Google's TPU
--------------------------------------------------------------------

We document the Google TPU v2/v3 in order to support it in tinygrad without the XLA compiler.

## Creating a Google Cloud TPU VM

This costs $4.50/hr for a TPUv2-8 machine, the cheapest VM.

```bash
gcloud alpha compute tpus tpu-vm create test --zone=us-central1-b --accelerator-type=v2-8 --version=v2-alpha
gcloud alpha compute tpus tpu-vm ssh test --zone us-central1-b
# and for when you are done
gcloud alpha compute tpus tpu-vm delete test --zone us-central1-b
gcloud alpha compute tpus tpu-vm list --zone us-central1-b
```

Aside from the usual VM stuff, there's 4 accelerators on the PCI-E bus. (v2-8 is 4 chips with 2 cores each)

```
# lspci
00:04.0 Unassigned class [ff00]: Google, Inc. Device 0027
00:05.0 Unassigned class [ff00]: Google, Inc. Device 0027
00:06.0 Unassigned class [ff00]: Google, Inc. Device 0027
00:07.0 Unassigned class [ff00]: Google, Inc. Device 0027
```

They show up in `/sys/class/accel` (tons of files here) and the driver lives in `/lib/libtpu.so`. The devices are in `/dev/accel[0-3]`, and a bunch of stuff is mmaped. They are "ba16c7433" chips.

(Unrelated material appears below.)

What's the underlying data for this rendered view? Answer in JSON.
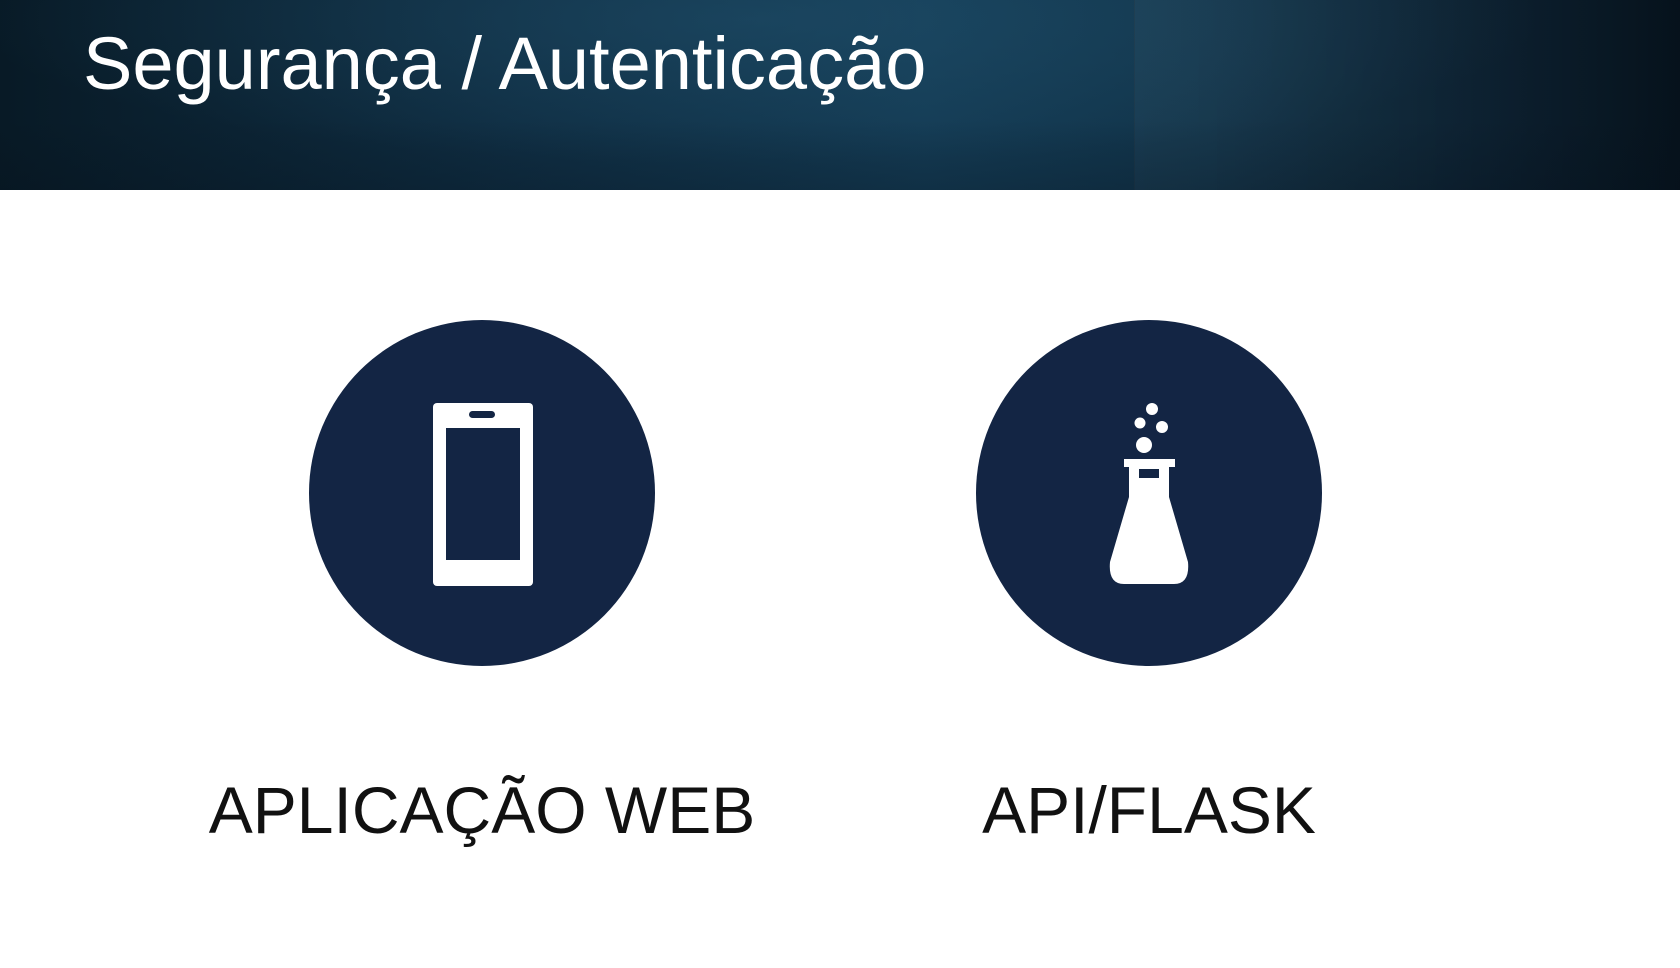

We grab the minimal TPU [example from TensorFlow](https://github.com/tensorflow/tensorflow/blob/695b4c93d5da7277eb845937b79b66f9f363ed94/tensorflow/compiler/xla/python/tpu_driver/client/libtpu_client.c). When the compiler runs, it produces tons of great logs in `/tmp/tpu_logs`

```bash
cd tfexample
gcc -o libtpu_client libtpu_client.c -ltpu
TPU_VLOG_LEVEL=99 ./libtpu_client
```

From these logs, we find the "LLO Instructions"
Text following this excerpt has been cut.